ESNAF MI, BOKSÖR MÜ, DÜŞMAN MI?
Şehir hayatı güzelliklerinin yanında zorluklarla da dolu bir hayattır.
Medeniyetin, kültürün şehirlerde vücut bulup ilerlemenin şehir hayatındaki etkinlikler sonucu oluştuğu inkar edilemez bir gerçektir.
Her şehirde yaşayan insanlar hak, hukuk, adalet kurallara razı olup bu şartlara uyarak yaşama alışkanlığı kazanmamışlarsa şehir hayatı zorluklarının da yaşandığı bir hayat haline gelir.
Şehirde caddeler vardır, sokaklar vardır, araçlar geçsin diye kaldırımlar vardır, yayalar geçsin caddeden gidip araç sürücülerine zorluk çıkarmasın ki diye, belli yerlerde çok kutuları vardır çöpler, izmaritler atılsın diye.
Bir de esnaf kaldırımları işgal etmesin hatta sokak ve caddeleri ve çöplerini insanlara zarar verecek yerlere atmasın diye onları kontrol eden zabıta teşkilatı elemanlar vardır.
Zabıtanın görevi vazife sorumluluk ve yetkisi içinde kalarak esnaf, satıcı ve diğer görev alanındaki insanlara uyarıda bulunmak,kural bozanları kamunun zararına olacak durumları amirleri ile ya da emniyet birimleri ile paylaşarak ortadan kaldırmaktır diye biliyorum.
Geçenlerde şehrimizin Düvenönü meydanından geçen zabıta ile esnaf arasında bir kavgaya şahit olduk.
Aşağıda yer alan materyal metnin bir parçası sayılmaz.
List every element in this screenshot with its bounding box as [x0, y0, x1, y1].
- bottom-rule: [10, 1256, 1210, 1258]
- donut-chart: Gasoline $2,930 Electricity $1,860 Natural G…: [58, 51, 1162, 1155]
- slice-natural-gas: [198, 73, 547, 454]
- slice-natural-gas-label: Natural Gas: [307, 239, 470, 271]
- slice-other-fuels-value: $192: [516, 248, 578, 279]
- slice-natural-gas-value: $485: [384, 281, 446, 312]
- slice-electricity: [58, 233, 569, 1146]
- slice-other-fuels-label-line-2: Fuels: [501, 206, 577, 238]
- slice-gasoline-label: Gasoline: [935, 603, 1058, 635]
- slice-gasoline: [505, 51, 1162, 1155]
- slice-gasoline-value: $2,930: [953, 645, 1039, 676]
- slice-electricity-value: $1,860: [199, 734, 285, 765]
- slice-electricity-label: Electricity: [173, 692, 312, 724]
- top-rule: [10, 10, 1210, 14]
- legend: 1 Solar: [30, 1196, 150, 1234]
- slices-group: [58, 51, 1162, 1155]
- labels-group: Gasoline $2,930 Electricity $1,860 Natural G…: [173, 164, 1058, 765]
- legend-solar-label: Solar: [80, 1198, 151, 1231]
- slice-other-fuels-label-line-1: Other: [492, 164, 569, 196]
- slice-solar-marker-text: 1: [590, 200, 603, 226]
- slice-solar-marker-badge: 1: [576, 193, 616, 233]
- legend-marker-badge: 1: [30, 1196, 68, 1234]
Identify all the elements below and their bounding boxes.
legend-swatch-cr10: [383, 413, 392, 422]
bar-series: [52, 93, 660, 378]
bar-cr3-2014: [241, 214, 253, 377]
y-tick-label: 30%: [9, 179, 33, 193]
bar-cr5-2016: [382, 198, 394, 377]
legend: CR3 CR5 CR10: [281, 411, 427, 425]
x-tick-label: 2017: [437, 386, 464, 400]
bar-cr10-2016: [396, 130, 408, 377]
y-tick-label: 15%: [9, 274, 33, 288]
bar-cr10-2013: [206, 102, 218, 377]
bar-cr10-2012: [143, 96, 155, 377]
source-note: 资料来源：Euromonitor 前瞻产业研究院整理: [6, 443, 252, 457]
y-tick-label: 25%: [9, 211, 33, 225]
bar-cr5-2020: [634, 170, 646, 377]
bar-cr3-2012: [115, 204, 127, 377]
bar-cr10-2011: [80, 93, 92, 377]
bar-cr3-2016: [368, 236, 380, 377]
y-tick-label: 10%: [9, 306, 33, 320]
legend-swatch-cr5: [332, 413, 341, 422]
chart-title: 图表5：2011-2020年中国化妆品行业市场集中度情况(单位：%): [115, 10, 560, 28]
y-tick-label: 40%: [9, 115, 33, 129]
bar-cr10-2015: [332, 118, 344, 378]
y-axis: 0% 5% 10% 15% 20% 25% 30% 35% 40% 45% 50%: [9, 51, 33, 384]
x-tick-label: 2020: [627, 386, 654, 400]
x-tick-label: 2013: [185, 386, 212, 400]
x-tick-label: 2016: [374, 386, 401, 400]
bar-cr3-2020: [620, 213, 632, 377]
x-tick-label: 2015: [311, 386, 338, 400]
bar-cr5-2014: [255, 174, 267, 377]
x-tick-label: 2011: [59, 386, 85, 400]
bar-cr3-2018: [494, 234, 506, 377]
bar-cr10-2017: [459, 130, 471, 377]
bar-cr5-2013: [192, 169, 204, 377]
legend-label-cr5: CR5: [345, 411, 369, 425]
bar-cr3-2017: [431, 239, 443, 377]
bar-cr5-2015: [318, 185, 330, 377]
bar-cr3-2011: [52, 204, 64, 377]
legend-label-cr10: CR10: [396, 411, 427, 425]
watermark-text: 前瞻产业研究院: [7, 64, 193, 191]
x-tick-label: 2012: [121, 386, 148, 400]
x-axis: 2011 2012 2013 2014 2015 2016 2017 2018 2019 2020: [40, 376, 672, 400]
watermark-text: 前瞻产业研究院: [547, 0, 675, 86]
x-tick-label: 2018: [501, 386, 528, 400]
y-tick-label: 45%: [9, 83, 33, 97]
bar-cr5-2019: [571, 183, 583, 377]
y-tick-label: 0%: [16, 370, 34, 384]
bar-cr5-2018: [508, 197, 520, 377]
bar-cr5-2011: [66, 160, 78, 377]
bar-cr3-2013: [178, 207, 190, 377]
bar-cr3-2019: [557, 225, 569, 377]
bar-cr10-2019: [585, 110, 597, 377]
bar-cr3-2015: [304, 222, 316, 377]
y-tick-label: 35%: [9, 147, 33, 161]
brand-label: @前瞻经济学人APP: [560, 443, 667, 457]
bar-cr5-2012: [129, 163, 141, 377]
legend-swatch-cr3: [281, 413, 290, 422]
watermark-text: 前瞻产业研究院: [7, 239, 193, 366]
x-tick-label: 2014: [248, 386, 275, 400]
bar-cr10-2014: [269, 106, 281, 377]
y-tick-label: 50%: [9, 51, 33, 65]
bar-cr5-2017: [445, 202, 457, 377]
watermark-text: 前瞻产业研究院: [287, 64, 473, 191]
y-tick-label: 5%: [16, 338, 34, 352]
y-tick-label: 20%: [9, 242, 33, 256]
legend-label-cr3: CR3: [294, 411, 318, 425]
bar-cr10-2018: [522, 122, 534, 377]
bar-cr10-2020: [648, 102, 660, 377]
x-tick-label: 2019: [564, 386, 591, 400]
Öncesini bilmiyorum ama benim gördüğüm iletişim işi yapan bir dükkandan çıkan esnaflar cadde kenarında nöbet tutar durumda bekleyen zabıta memurlarına kafa, yumruk, sopa ellerine ne geçti ise saldırıya geçtiler. Düşmana saldırıyor hırsı ile küfürler ederek yapılan saldırı dakikalarca sürdü. Ben de 112'yi arayıp güvenlik güçlerini olay mahaline davet ederek saldırının ve kavganın önlenmesine yardımcı olmaya çalıştım.
Merak ettiğim konu esnaf arkadaşlar nasıl bir hınçla bu saldırıyı hep birlikte ve hakaretler ederek yapıyorlar,bu cesareti nerden alıyorlar, kime güveniyorlar ve kendilerini ne zannediyorlar.
Bazende zabıta arkadaşlar yetki gereği ceza yazdıklarında esnaf tarafından amirlerine şikayet edildiklerini,amirlerinin de kural çiğneyen esnafın yanında yer alarak kendilerine sahip çıkılmadığını, kendilerinin de bu duruma çok üzülüp görev yapma iştah ve cesaretlerini kaybettiklerini ifade edip dert yanıyorlar.
Bunlar doğru serzenişler. Dükkanında olması gereken ürünleri kaldırıma,sokağa, caddeye taşan tezgahlar açarak satışa sunan bakkal, manav, kuruyemişçi, lokantacı esnafına neden gerekli kanunlar uygulanmaz, neden ona ceza yazan zabıtaya bu cezayı sen öde der amirleri anlamak mümkün değil.
Yayalar, ailesi ile arkadaşı ile kaldırımda yürüyemiyor, esnafı uyaran zabıta yumrukla, sopa ile kafa atarak dövülüyor ise eşkıyalar esnaf olarak şehre inmiş demektir. İnanın hiçbir insan bunlara göz yumsun diye belediyelerimize oy vermedi, göreve getirmedi. Yazıktır, günahtır. Yöneticilerimiz, esnafımız bir türlü kanunlara, kurallara razı medeni toplum olamıyoruz.